5 comments on “M&A: A Reason to Get Off Your Cash

  1. Backorder
    November 10, 2010

    Interesting post. I believe, hesitant companies are likely to wait and watch still, however, there are aggressive companies, mostly leaders, who are willing to spend when the chips are down so they can be ahead of everyone when things become positive. The strategy is basically to be ahead of the industry curve. But, I find the idea of “cash being trapped offshore” very intriguing and havent really seen any figures on it yet. Would be interesting to know who all are limited this way.

  2. Barbara Jorgensen
    November 10, 2010

    Interesting you should say that. Today's WSJ has a great article on how sitting on loads of cash is hurting Nintendo. Their currency-hedging process apparently includes carrying a lot of non-yen currency and Nintendo took a hammering this quarter.

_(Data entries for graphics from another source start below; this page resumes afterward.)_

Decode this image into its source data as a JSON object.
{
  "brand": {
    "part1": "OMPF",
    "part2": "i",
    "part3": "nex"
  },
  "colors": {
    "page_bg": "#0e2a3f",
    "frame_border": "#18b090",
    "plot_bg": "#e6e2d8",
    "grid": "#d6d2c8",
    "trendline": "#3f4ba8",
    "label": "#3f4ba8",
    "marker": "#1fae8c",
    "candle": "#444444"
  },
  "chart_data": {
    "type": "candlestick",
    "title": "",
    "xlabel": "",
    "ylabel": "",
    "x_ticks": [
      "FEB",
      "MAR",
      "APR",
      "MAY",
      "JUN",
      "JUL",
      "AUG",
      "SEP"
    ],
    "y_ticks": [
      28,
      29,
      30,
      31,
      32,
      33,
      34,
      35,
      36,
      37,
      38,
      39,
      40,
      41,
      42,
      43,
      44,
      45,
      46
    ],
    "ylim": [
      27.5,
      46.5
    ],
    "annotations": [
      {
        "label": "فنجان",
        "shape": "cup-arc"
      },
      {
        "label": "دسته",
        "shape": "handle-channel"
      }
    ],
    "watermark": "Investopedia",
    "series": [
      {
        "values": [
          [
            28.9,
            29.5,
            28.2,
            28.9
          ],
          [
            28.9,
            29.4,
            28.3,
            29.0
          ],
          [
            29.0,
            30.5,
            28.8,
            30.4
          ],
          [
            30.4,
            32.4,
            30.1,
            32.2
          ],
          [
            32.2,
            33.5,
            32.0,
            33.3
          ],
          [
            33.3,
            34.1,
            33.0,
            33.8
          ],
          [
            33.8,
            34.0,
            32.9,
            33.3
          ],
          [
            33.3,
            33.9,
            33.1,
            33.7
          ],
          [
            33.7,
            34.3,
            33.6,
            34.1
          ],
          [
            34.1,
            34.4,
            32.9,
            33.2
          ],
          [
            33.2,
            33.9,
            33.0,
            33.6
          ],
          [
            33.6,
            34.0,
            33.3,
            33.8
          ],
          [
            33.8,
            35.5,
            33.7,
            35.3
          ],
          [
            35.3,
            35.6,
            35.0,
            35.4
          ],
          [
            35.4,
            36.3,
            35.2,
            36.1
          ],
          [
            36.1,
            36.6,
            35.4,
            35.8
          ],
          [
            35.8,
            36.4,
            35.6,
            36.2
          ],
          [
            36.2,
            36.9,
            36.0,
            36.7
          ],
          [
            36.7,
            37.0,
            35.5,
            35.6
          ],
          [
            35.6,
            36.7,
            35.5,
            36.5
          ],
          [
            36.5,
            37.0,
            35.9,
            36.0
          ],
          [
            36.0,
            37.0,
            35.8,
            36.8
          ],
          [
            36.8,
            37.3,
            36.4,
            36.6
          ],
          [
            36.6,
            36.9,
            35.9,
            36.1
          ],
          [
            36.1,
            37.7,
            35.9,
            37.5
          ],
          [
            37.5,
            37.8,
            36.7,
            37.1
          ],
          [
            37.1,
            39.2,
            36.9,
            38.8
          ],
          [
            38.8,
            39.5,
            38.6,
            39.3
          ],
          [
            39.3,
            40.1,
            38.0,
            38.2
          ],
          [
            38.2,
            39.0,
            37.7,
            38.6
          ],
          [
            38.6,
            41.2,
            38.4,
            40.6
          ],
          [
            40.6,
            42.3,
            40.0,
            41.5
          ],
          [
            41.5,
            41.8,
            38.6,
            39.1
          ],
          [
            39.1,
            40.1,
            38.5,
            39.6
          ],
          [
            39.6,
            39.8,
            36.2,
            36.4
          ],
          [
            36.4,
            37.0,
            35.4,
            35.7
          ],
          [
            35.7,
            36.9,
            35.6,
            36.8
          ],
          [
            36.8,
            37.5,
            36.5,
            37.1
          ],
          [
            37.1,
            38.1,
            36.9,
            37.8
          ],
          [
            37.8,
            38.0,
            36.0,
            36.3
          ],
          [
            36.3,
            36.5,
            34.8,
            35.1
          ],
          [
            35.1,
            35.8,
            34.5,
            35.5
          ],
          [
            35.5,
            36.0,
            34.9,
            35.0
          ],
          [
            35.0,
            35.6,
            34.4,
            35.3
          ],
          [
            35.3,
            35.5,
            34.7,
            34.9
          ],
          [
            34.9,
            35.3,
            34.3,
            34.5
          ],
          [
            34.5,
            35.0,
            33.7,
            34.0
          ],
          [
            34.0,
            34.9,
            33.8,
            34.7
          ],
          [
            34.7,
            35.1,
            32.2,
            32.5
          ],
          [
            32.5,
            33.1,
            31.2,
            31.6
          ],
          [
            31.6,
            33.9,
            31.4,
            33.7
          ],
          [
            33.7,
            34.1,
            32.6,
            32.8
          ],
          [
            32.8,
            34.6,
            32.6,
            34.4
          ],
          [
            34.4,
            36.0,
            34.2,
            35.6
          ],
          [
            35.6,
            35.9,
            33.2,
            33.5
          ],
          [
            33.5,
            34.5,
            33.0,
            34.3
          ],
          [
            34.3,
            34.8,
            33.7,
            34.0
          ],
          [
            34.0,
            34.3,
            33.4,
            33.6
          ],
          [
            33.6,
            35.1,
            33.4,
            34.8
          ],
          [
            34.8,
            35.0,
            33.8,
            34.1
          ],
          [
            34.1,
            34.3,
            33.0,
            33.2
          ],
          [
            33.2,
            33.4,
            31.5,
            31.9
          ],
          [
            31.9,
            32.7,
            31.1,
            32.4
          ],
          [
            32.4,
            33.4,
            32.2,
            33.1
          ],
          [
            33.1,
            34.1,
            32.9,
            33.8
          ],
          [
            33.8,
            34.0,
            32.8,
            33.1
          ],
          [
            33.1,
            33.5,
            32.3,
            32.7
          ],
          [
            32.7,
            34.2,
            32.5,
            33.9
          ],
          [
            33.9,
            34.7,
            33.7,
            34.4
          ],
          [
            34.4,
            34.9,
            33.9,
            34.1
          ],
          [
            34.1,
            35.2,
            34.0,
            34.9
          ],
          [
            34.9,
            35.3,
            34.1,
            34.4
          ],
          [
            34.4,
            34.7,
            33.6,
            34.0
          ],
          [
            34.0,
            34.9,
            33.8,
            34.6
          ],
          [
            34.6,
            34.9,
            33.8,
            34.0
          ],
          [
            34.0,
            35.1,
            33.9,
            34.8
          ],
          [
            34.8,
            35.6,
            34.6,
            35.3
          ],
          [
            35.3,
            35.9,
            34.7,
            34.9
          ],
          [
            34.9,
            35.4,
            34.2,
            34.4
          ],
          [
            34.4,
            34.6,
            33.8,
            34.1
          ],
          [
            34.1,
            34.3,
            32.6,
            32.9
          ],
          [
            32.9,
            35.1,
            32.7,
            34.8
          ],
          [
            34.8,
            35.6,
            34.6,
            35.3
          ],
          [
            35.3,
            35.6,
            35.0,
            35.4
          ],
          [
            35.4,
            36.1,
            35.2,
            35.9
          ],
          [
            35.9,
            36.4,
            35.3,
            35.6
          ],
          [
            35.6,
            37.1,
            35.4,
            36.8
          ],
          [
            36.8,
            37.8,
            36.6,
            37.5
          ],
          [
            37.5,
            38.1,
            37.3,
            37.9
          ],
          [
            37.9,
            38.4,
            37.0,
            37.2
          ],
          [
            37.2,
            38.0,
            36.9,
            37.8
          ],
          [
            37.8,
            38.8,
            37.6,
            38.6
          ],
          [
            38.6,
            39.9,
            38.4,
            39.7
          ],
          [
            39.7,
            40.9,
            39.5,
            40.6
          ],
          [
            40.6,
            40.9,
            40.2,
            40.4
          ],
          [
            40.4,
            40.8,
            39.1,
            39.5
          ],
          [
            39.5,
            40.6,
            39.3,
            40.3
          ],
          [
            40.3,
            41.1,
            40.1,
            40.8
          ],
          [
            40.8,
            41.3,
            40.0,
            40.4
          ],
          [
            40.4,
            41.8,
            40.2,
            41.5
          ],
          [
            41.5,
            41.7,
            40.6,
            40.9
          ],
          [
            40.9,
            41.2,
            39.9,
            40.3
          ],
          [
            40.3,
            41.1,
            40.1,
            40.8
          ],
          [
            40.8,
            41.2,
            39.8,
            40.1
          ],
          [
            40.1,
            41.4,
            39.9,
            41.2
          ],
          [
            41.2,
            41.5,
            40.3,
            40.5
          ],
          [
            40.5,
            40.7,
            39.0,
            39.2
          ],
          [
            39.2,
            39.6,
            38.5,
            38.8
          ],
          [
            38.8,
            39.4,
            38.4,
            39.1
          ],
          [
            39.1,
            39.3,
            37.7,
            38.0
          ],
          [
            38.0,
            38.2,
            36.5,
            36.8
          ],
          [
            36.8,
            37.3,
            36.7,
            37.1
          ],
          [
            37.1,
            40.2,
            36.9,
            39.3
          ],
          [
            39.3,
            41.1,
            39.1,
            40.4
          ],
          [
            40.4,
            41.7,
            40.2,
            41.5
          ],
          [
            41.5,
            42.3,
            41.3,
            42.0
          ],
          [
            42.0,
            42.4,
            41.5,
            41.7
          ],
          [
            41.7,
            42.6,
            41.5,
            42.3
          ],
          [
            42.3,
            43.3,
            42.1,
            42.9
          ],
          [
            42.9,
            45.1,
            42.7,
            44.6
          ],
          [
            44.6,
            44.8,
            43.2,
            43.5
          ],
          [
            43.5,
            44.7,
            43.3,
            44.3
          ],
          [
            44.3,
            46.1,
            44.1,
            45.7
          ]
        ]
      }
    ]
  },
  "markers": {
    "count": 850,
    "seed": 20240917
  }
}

It isn't quite M&A, but it is relevant to the issue of companies sitting on cash and some of the pros and cons of this strategy.

    Here's the link:

  3. AnalyzeThis
    November 10, 2010

    Right, that Nintendo situation is a good example, actually.

    I'm personally somewhat surprised that there hasn't been more M&A activity. I think some companies were perhaps hoping the economy would get even worse, and they'd be able to snatch up some of their heavily damaged competitors at bargain prices. Obviously that has not happened.

    I do think that the next six months will see at least a slight burst in M&A activity, however. Although I would be shocked if the discussed AOL/Yahoo merger goes through.

  4. elctrnx_lyf
    November 11, 2010

    It is almost happening everywhere across the electronics sector such as semiconductors, electronic products and ifnormation technology companies. There is been lot of demand for newer technologies and many governments planning to transform into e-passport, internet governance along with lot of invetment in energy is fuelling a huge growth. Even the semiconductor market is seeing lot of acquisitions this year by likes of intel, broadcom etc.

  5. Barbara Jorgensen
    November 15, 2010

    I just wanted to update readers: The Belden acqusiition of T&B's division was paid for–all $78 million of it–in cash.